Доктор Вегрихт не имел к этому никакого отношения. Предположение, что Кунц посвятил его в свои дела, следует отклонить, как нелогичное.
Пани Ландова. Судя по всему, ей в этой истории делать было нечего. Но ее поведение в ту «варфоломеевскую ночь» в Ципрбурге говорит не в ее пользу. Если бы она просто делала копии, то не хваталась бы так легко за оружие, а потом бы с явным облегчением не доверялась первому встречному, в гражданской порядочности которого могла усомниться.
Видно, ей действительно нужно было, чтобы кто-то провез в Прагу что-то, чего она не хотела бы везти сама.
О своей просьбе в тот последний вечер она, конечно, не вспоминала.

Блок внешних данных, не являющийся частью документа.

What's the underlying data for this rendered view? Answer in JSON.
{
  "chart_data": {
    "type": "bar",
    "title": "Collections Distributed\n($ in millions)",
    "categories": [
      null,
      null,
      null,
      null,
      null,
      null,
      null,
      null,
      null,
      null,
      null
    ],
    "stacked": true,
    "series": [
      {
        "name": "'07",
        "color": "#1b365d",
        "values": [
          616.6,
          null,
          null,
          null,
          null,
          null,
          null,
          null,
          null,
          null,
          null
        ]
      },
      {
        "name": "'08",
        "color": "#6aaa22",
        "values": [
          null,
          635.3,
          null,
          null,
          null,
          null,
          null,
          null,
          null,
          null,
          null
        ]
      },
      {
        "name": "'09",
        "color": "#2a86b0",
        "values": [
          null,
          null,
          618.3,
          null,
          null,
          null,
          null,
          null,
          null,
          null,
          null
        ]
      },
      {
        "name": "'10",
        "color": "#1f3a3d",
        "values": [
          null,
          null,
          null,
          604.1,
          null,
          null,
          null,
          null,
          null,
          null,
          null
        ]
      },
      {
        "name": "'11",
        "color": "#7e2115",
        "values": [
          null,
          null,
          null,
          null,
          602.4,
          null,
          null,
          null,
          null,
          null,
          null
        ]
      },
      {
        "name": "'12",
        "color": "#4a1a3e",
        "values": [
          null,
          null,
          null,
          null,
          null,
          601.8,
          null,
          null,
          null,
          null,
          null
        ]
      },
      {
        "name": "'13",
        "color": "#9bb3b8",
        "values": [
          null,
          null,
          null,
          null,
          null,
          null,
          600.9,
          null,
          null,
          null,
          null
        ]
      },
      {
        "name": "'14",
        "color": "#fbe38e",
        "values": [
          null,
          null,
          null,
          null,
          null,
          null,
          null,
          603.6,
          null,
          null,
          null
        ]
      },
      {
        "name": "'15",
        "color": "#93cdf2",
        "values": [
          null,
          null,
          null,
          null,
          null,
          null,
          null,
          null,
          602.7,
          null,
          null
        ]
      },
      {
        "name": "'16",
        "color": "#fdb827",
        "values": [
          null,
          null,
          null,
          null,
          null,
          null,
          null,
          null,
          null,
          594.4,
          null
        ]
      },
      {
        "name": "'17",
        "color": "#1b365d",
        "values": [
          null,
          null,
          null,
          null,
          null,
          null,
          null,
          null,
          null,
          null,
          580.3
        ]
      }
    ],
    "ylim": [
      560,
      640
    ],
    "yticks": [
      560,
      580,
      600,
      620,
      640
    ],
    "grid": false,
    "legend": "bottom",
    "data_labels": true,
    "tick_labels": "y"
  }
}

Я тоже не вспоминал, потому что тогда мне не хотелось настраивать ее против себя, а вспомнить я мог всегда.
Что касается Жачека, так это мелкий негодяй. С ним было покончено. Я написал рапорт о его деятельности и подал куда следует.
Словом, хотя у меня и создалось какое-то общее представление об этом деле, я не мог похвастаться блестящими результатами. Контрабанду приостановил не я, а кто-то или что-то, что лишило жизни Франтишека Местека, а из всех соучастников под замком у меня сидит только Кунц, который не знает никого другого ни сверху, ни снизу. Я полагал, что его заявление в основном правдиво. Более опасны были те, остальные, а они на свободе. На свободе они будут до тех пор, пока я что-нибудь не придумаю, и они могут совершить еще кучу преступлений. Хорошего в этом мало. Нужно было объяснить смерть Франтишека Местека, найти Пецольда; причем одно могло послужить ключом для раскрытия другого и наоборот; выяснить, с кем связан Пецольд, если мы только его поймаем. И совершенно необходимо объяснить поведение пани Ландовой, которая, однако, может не иметь к этой истории никакого отношения. Так что дела еще хватало.